Да, пришлось во всем разбираться, искать причины неудач. Я сам показывал, как надо делать, а если у кого-то не получалось, то требовал, чтобы неумеха тренировался больше других, и он, подчиненный, знал, что через какое-то время я с него спрошу. И всегда спрашивал. А это принцип – доверяй, но проверяй.
Так, повседневный упорный труд дал свои результаты. Ровно через год, как я вступил в должность командира, батальон на инспекторской проверке получил хорошую оценку, а я получил поощрение, сфотографирован у знамени части. Обещание, данное генералу Рязанскому, я выполнил. Батальон был лучшим подразделением не только в дивизии, но и в армии.
В начале 1947 года, где-то в феврале – апреле месяце, стали расформировываться многие корпуса, дивизии, в том числе и наша. После расформирования я получил направление войти с мая 1947 года в состав Грузинской стрелковой дивизии, которая дислоцировалась в Ахалцихе и Ахалкалаки Грузинской республики (Закавказский военный округ). Дальше служба пошла своим чередом.
Бараш Анатолий Михайлович
(Интервью Григория Койфмана)
Родился 10/9/1920 года в Петрограде. Мой отец, коренной петербуржец, окончил юридический факультет Санкт-Петербургского университета, был адвокатом, при советской власти являлся одним из основателей городской коллегии адвокатов Петрограда.

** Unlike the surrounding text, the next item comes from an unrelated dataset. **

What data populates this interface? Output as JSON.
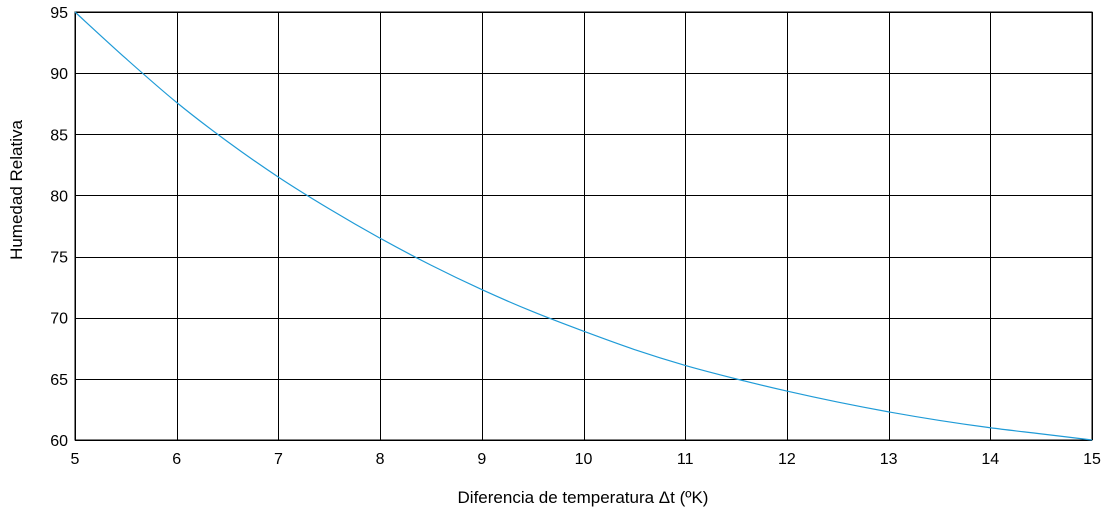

Отец всегда был истинным патриотом России, но коммунистов и советскую власть не любил. Жили мы в районе Сенной площади. В 1929 году у нас отобрали квартиру и сделали из нее коммунальную, мы перебрались жить в квартиру бабушки, но и там нас «уплотнили» власти, в итоге на две наши семьи оставили только две комнаты в нашей же квартире.
В 1937 году отца арестовали, он просидел в тюрьме НКВД девять месяцев, а потом, когда сняли Ежова с поста наркома внутренних дел, отца внезапно выпустили из заключения, из тюрьмы он вернулся измученным инвалидом. Я учился в средней школе Е 38, находившейся в бывшем здании Александровской гимназии, и после десятого класса поступил в Ленинградский строительный институт. В комсомол не вступал, с моей анкетой и «непролетарским социальным происхождением» в ВЛКСМ не принимали. Тогда вообще творился невообразимый шабаш, комсомольские деятели выискивали среди студентов «социально чуждых», ЧСИРов (членов семей изменников Родины), студентов исключали «за фамилию», за «репрессированных родных», за «непролетарское происхождение», и я старался держаться подальше от всяких активистов. Через год из нашего института сделали Ленинградское военно-инженерное училище, и студентам, не желавшим становиться курсантами, предложили переводиться в другие вузы. Я поступил в Политехнический институт, на гидротехнический факультет, и до войны закончил три курса. В июне сорок первого, после ноты ТАСС, я был уверен, как и многие другие, что война скоро начнется, и, когда ночью 22 июня в воздухе был слышен гул самолетов, я не был удивлен или потрясен внезапностью германского вторжения.
Войну ждали… Я сразу пошел записываться в истребительный батальон, формируемый из студентов Политеха, но уже примерно 30 июня меня вызвали по повестке в военкомат и спросили:
– Где желаете служить?
– На флоте.
– С этим проблем не будет. Идите домой, мы вас вызовем.
Дней через десять меня призвали и отправили в Ленинградское танковое училище, которое было развернуто на базе Ленинградских бронетанковых КУКС (курсы усовершенствования командного состава).